The Gospel According to ADHD

Robb Goodell
The Walk: The Extra Miles
5 min readApr 23, 2019

The life of someone with ADHD or common ADHD symptoms is often replete with the feeling and the abject fear of failure. Often, it’s seemingly all we know. We fail in the classroom as children because we can’t seem to pay attention or make time for homework, we fail as sons and daughters because we can’t seem to live up to our parents’ expectations, we fail in the workplace because we struggle to be on time and complete basic tasks, we fail as spouses because we don’t always remember our promises, fail to follow through, and struggle to perform and provide stable, safe, and secure environments. The moral of the story is, the life of someone beset by the symptoms of ADHD is regularly marked by a continual feeling of incompetence and the inability to achieve and succeed without significant struggle — and if not properly diagnosed, these feelings can lead to deep depression, anxiety, fear, and worry.

That’s the world I have found myself inheriting. Banks statements, credit, and resume’s looking more like criminal rap sheets than established adult behavior, a marriage that is falling apart, and a future that has felt so unsure and so insecure that makes it difficult to plan around outside of the one assured likelihood: that no matter how much effort or energy I invest or good will or good intent, failure is right around the corner. My very best never seems to be enough because of something that I cannot completely control. I am physiologically dispositioned to distraction by a brain indebted to dopamine.

I try to be positive of my symptoms. Frankly, I refuse to allow ADHD to become an excuse, and ever since I figured out and could give a name to what I’ve been struggling with my entire life I have been working to learn about it, become aware of its effects, and work around it. But that doesn’t undo the years and years of repetitive behavior and patterns that have done so much damage to my confidence, my relationships, and current financial situation. I sometimes wish I could hit rewind — go back to my childhood and be honest with my family about what I had been feeling. Would that have made a difference? I don’t know. But at the very least — what I do know now that I didn’t then is that I need professional help; some guidance as to how to build systems around my thought processes and counsel to help me deal with the deep guilt I’ve carried for such a long, long time.

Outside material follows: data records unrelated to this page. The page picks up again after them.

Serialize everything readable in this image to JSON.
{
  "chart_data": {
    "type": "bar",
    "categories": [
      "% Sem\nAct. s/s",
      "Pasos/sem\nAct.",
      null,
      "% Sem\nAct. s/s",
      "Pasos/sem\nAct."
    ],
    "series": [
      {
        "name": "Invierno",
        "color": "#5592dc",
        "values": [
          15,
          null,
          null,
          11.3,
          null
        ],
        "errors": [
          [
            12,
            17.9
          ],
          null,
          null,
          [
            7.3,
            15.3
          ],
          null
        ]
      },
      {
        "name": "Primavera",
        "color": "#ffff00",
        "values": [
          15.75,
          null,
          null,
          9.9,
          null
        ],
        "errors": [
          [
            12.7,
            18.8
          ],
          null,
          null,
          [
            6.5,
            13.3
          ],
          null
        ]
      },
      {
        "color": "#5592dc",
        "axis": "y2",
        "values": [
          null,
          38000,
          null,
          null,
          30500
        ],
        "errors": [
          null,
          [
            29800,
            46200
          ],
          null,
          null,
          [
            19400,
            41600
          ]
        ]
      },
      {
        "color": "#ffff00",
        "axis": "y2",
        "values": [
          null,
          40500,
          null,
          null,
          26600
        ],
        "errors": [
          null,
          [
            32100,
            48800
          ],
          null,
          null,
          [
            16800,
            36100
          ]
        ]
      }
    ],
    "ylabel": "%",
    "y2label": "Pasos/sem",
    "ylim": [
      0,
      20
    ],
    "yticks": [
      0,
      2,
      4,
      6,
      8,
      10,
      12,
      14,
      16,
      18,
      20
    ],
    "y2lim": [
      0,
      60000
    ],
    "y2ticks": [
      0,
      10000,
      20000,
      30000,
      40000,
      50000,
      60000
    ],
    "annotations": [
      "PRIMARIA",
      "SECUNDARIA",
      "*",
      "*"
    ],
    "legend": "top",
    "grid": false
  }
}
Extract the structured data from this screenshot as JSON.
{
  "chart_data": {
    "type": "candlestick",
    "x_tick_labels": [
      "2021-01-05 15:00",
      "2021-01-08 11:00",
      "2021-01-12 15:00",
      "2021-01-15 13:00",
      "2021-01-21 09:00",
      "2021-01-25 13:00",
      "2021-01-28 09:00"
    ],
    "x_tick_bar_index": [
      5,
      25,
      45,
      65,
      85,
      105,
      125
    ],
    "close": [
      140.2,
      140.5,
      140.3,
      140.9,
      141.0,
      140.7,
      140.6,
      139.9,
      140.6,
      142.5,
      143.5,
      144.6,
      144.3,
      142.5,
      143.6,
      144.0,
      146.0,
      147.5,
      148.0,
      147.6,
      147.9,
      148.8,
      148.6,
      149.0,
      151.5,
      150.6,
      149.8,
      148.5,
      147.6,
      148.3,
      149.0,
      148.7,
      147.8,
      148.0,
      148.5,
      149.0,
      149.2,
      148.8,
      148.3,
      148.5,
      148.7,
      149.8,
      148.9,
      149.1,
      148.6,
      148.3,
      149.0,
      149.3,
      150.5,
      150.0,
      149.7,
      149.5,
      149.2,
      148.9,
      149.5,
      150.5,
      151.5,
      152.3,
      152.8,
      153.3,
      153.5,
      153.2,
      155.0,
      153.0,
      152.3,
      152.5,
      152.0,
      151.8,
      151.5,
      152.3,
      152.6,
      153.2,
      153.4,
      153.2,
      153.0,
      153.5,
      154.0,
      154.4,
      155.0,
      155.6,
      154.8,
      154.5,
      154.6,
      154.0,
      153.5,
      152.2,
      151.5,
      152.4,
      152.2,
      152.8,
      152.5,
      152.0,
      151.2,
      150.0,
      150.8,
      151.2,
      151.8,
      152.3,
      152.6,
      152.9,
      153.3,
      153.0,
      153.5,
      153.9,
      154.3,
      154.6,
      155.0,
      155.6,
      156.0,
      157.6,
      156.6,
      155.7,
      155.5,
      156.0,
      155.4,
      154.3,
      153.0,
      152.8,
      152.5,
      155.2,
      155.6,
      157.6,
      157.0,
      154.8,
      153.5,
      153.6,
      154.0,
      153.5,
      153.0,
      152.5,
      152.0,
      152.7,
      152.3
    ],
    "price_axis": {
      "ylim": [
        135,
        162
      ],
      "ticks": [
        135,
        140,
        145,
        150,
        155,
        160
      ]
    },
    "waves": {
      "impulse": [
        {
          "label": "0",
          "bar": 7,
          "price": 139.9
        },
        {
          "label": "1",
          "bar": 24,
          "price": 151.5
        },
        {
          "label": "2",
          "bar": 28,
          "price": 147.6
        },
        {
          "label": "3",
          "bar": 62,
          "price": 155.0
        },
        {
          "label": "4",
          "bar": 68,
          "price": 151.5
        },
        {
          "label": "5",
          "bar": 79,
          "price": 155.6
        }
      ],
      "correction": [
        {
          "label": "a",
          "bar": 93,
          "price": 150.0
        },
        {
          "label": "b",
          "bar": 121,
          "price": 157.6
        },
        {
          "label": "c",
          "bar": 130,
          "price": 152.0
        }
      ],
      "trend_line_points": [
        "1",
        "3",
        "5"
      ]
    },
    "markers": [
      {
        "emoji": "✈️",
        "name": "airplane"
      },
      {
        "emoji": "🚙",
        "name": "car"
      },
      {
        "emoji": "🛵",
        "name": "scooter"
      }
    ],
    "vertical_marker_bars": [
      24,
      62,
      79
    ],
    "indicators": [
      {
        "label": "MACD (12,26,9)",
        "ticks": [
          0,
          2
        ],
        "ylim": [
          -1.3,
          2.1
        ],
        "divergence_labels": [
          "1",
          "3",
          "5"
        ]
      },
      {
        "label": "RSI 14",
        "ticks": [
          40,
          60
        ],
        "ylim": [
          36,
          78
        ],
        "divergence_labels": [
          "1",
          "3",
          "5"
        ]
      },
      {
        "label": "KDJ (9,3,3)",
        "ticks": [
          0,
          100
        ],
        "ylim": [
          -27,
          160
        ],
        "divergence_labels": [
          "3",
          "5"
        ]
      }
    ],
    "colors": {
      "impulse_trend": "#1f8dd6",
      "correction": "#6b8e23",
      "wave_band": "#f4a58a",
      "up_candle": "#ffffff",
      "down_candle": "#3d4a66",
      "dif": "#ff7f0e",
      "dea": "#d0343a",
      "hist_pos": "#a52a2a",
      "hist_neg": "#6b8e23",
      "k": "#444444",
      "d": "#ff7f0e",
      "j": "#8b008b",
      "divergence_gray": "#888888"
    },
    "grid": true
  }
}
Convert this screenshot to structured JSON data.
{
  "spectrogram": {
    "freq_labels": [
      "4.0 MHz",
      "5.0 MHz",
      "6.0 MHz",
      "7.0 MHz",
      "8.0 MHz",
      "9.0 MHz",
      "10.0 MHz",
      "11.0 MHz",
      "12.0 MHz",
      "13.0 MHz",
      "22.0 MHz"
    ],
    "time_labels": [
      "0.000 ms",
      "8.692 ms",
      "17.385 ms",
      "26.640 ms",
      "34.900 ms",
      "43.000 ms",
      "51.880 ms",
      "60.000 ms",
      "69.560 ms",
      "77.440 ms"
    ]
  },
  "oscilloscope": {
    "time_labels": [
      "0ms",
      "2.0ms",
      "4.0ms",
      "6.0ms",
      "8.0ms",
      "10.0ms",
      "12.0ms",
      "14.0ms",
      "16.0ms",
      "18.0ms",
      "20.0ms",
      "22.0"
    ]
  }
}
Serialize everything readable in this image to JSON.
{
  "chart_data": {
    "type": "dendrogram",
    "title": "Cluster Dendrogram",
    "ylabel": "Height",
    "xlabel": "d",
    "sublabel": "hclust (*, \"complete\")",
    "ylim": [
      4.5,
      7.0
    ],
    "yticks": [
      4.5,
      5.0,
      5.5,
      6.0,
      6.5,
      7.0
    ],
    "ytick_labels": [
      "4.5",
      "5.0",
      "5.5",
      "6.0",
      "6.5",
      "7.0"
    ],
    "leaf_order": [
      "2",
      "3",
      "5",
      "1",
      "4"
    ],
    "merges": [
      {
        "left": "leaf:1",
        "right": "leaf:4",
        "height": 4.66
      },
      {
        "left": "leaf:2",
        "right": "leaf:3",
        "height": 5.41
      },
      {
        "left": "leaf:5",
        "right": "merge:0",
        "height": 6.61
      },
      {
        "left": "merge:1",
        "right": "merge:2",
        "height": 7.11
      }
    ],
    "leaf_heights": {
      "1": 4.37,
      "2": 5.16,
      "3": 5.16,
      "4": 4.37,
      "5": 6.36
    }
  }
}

Where have I heard this before?

I can’t help but relate my mental brokenness to the spiritual state of brokenness we all find ourselves in. Not a deficit of attention, but rather a deficit of holiness; a spiritual ailment that renders us incapable of successfully and adequately earning back our place with God despite our very best actions or intentions. Constantly distracted by shiny objects; our eyes diverted to money, sex, success, status, work — anything but God, the object of our primary focus. Our 100% is barely a drop in the bucket because we are inherently and genetically predispositioned for failure. My collective series of good works is but a rap sheet of selfish and less than holy behavior when separated from the goodness of God. And even if we desire and try and pursue a relationship with the Holy, we mar that relationship because we can’t even live up to the promises that we make.

Am I saying that ADHD is sin? No, I am not. It is a condition of mental health. But there is a fundamental misunderstanding by most of what sin really is. Sin isn’t necessarily overt thumbing your nose at the Most High when you could be loving and serving Him. No — it’s deeper than that. Your will is compromised. You’re sick, and maybe you know it — maybe you don’t, but the fact of the matter is that you simply don’t have the capacity to live satisfactorily, much the same way that I don’t have the capacity to maintain focus — that is, without help.

But God…two words that change the framework of both my mental and spiritual diagnoses…but God, who is rich in mercy and full of love offers us two things the world cannot promise: Grace and healing. Grace to cover the mistakes and the mishaps, the intentional and the unconscious. How can you be forgiven for the sins you don’t know you commit? Human relationships often fail because the list of hurts becomes so great that forgiveness runs out. With God, the blood of Christ covers all sin — not sparing even the sin we have no intent of committing. Moreover, He promises healing for all the little hurts — and the big hurts, too — and to make us whole again, in His time. Best of all — He uses our brokenness to heal those around us and we receive healing and grace over and over as we continually use our testimonies to tell others about the depth of our pain and the lengths the Lord has gone to bring us out of it and to make us whole again.

I’m in the first steps of healing from the pain my symptoms have caused and conquering the patterns of behavior that have beset me for so long. Success doesn’t mean it’s all going to go away; but what it does mean is that I will recognize what is happening, understand it, and reverse course to get back on track. I call it “repentance.” With God’s help I’m discovering the kind of man He intended me to be — after all, in His wisdom He created me with this brokenness so I could rely fully on Him. I pray my testimony helps people uncover and unpack the hurt they’ve endured in life and learn how to offer it as a living sacrifice. There’s a peace that I can’t fully describe in knowing that all I’ve endured isn’t meant for nothing — it has a purpose beyond simply being a factor of my personality; it’s a tool in the hand of a mighty God.

This is the gospel according to ADHD — this is my gospel and my testimony.